Mit der richtigen Arbeitgebermarke gestärkt aus der Krise!

Trotz Krise geht der „war for talents“ weiter. Erfahren Sie hier, warum es gerade jetzt an der Zeit ist, Ihre Arbeitgebermarke neu zu justieren.

Mit der richtigen Arbeitgebermarke gestärkt aus der Krise!

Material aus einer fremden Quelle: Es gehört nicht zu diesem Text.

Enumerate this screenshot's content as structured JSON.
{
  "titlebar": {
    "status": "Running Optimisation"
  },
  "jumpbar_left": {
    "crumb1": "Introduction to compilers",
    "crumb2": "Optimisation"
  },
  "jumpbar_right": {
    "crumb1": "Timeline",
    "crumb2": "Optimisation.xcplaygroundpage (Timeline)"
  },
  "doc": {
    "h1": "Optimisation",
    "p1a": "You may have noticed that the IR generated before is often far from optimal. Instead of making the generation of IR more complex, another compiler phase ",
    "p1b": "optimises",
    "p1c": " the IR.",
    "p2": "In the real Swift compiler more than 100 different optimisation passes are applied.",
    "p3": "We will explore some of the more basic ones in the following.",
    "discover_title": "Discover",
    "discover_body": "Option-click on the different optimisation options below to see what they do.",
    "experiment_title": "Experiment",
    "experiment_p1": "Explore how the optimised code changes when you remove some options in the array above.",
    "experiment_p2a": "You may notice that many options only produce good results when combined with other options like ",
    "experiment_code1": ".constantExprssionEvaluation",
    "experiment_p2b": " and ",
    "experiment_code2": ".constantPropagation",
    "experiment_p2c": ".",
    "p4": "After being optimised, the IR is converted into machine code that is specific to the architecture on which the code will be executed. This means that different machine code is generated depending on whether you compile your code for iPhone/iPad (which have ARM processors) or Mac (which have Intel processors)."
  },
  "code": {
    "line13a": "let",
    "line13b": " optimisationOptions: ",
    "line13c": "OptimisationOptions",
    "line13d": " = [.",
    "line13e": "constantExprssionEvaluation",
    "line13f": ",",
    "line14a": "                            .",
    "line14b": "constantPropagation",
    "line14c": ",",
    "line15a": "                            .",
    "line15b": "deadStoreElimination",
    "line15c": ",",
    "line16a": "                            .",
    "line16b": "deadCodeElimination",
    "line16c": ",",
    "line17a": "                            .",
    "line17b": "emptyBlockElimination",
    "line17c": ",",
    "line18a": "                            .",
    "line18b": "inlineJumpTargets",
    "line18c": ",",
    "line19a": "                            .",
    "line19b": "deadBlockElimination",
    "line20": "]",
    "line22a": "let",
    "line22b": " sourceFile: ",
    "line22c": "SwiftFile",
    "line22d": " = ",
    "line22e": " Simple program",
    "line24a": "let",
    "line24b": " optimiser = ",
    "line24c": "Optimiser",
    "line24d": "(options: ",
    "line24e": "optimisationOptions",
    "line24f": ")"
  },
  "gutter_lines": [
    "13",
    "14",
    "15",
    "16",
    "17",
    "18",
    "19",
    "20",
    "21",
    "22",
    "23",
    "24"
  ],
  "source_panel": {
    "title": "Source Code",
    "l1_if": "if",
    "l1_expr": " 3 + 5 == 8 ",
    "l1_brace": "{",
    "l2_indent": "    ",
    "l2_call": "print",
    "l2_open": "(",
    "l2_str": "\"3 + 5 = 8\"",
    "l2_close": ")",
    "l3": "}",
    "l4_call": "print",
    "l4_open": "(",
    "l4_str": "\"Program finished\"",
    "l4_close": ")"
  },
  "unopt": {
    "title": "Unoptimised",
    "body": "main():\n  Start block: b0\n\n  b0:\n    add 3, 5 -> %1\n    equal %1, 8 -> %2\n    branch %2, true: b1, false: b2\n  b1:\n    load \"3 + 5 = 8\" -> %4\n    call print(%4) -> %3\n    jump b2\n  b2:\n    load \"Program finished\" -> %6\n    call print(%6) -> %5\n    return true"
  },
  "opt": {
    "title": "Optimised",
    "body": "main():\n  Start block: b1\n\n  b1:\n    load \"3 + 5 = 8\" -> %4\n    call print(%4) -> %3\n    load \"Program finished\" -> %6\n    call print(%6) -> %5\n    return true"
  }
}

Nie waren Arbeitgeber und Arbeitnehmer gleichzeitig und gemeinsam so verunsichert wie heute. Der Blick in die Zukunft gleicht einem Blick in eine Glaskugel. Unternehmen überdenken Geschäftskonzepte, suchen neue Ertragspotenziale, handeln situativ und fahren auf Sicht. Der Arbeitsmarkt stöhnt unter Rekordarbeitslosigkeit und Kurzarbeit. Man könnte meinen, es gibt aktuell wichtigere Themen als die Stärkung der eigenen Arbeitgeber-Marke. Doch das ist ein Irrtum.

 

„Die Covid-Krise bringt keine Erleichterung bei der Suche nach Facharbeitern bzw. nach Mitarbeitern in Mangelberufen. Der „war for talents“ geht weiter.“ (Markus Bischof, Geschäftsführer und Partner P8 Marketing)

 

3 Fakten, warum gerade jetzt der Aufbau einer Arbeitgebermarke wichtig ist

  1. In der Krise werden die eigene Employer Brand und das damit verbundene Verhalten des Arbeitgebers besonders spürbar. Laut einer aktuellen Umfrage sagen 90 % der Arbeitnehmer, das Verhalten des Arbeitgebers während der Corona-Krise habe einen direkten Einfluss auf die wahrgenommene Arbeitgeberattraktivität. Arbeiter und Angestellte wünschen sich einen auf die Situation angepassten, loyalen und fairen Umgang sowie eine transparente Kommunikation. Leider fühlen sich aktuell nur etwa 35 % der Befragten von ihrem Unternehmen wertgeschätzt und in ihren Bedürfnissen ernst genommen. Doch genau dieser Umgang bestimmt langfristig über Mitarbeiterloyalität, Motivation und Einsatz. Auch wenn enttäuschte Arbeitnehmer sich aufgrund des Arbeitsmarktes nicht sofort beruflich verändern werden, bleibt ihnen die Krise – positiv oder negativ – in Erinnerung. Langfristige Mitarbeiterbindung beginnt jetzt, langfristige und nachhaltige Enttäuschungen ebenfalls.
  2. Die Corona-Krise führt derzeit zu einem massiven Anstieg der am Markt verfügbaren Arbeitskräfte. Doch das wird nicht lange so bleiben, wie eine Studie unter 360 Top-Führungskräften klar aufzeigt: Die derzeitige Situation wird sich mittelfristig wieder beruhigen. An der „Mangelware Facharbeiter“ hat sich jedoch auch während der Krise wenig verändert: Sie waren von den Arbeitsplatzkürzungen wenig betroffen und durchwegs stark umworben. 67 % der befragten Führungskräfte sind überzeugt, dass mit einem Anspringen des Konjunkturmotors der Kampf um Facharbeiter nicht nur bestehen bleibt, sondern sich aufgrund der demografischen Entwicklung nochmals verschärft.
  3. Krisen bringen nicht nur Herausforderungen, sondern bieten auch Chancen. High-Potentials sind veränderungsbereit und nutzen die derzeitige Krise – sei es, um die eigene Karriere neu auszurichten oder um sich die Frage der Sinnhaftigkeit der eigenen Arbeit, des Zukunftspotenzials und der eigenen Karrierechancen zu stellen. Für Arbeitgeber ist es an der Zeit, gute Antworten auf diese Fragen zu liefern oder plausible Gründe für einen Wechsel zu bieten. Das stärkt das eigene Mitarbeiterpotenzial und verbessert die eigene Marktposition nachhaltig. Viele Unternehmen haben mit dieser Jagd nach Talenten schon begonnen.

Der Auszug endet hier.